The HTML you presented is not a valid well-formed one. In this case, as stated in the documentation:
There are also differences between HTML parsers. If you give Beautiful
Soup a perfectly-formed HTML document, these differences won’t matter.
One parser will be faster than another, but they’ll all give you a
data structure that looks exactly like the original HTML document.
But if the document is not perfectly-formed, different parsers will
give different results.
So, the behavior really depends on the underlying parser used by BeautifulSoup
. And, since you haven't specified it explicitly, BeautifulSoup
chooses it according to the ranking:
If you don’t specify anything, you’ll get the best HTML parser that’s
installed. Beautiful Soup ranks lxml’s parser as being the best, then
html5lib’s, then Python’s built-in parser.
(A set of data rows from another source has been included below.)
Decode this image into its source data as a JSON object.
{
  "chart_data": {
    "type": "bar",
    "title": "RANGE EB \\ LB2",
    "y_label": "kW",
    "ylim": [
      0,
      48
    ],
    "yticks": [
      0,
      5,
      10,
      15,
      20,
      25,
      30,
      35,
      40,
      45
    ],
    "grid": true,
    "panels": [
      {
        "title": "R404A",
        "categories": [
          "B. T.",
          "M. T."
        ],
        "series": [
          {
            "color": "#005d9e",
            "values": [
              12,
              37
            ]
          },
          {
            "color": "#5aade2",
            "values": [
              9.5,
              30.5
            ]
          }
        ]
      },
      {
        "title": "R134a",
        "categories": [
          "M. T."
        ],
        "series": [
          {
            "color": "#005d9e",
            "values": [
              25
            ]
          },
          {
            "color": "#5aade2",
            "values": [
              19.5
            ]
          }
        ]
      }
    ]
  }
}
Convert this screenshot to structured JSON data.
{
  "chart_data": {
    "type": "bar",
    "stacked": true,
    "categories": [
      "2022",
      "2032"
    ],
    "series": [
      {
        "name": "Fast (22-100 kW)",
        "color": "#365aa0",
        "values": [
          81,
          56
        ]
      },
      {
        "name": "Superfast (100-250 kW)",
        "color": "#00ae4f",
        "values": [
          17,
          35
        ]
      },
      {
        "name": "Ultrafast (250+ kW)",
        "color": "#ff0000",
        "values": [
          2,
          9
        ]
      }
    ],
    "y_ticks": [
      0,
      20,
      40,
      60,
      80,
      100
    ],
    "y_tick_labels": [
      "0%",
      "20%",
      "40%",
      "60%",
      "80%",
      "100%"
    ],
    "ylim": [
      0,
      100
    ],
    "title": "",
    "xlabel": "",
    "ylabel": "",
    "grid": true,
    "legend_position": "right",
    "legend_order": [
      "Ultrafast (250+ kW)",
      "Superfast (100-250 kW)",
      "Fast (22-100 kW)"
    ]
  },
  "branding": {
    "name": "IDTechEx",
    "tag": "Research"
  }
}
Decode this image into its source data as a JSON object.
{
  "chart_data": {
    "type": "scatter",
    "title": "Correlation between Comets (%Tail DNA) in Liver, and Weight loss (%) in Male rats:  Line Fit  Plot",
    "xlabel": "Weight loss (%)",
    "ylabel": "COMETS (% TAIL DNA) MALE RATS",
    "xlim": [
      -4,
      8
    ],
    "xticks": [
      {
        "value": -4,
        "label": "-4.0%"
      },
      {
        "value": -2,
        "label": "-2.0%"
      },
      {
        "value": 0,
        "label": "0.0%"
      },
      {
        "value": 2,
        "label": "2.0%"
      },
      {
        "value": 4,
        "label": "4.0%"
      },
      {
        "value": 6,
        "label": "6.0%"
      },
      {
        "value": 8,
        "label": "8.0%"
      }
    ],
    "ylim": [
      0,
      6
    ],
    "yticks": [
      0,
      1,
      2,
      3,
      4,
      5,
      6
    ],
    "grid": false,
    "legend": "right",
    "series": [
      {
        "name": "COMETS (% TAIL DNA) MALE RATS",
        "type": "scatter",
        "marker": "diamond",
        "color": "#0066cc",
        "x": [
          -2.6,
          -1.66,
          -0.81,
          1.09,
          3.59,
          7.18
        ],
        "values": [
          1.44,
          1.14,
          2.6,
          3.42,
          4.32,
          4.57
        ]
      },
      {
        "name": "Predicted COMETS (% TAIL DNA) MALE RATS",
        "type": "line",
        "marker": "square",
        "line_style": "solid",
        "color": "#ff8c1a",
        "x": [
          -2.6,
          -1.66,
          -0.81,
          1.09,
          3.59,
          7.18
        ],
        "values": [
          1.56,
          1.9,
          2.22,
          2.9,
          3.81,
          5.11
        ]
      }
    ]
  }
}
This is what different parsers tries to do with the html you have provided:
>>> from bs4 import BeautifulSoup
>>> chunk = '<p>BLA bla bla html... <div>Copyright 2014 NPR</div></p>'
# html.parser
>>> BeautifulSoup(chunk, 'html.parser')
<p>BLA bla bla html... <div>Copyright 2014 NPR</div></p>
# html5lib
>>> BeautifulSoup(chunk, 'html5lib')
<html><head></head><body><p>BLA bla bla html... </p><div>Copyright 2014 NPR</div><p></p></body></html>
# lxml
>>> BeautifulSoup(chunk, 'lxml')
<html><body><p>BLA bla bla html... </p><div>Copyright 2014 NPR</div></body></html>
# xml
>>> BeautifulSoup(chunk, 'xml')
<?xml version="1.0" encoding="utf-8"?>
<p>BLA bla bla html... <div>Copyright 2014 NPR</div></p>
According to the output, you have lxml
installed in this particular python environment, and BeautifulSoup
uses it as an underlying parser since you haven't specified it explicitly.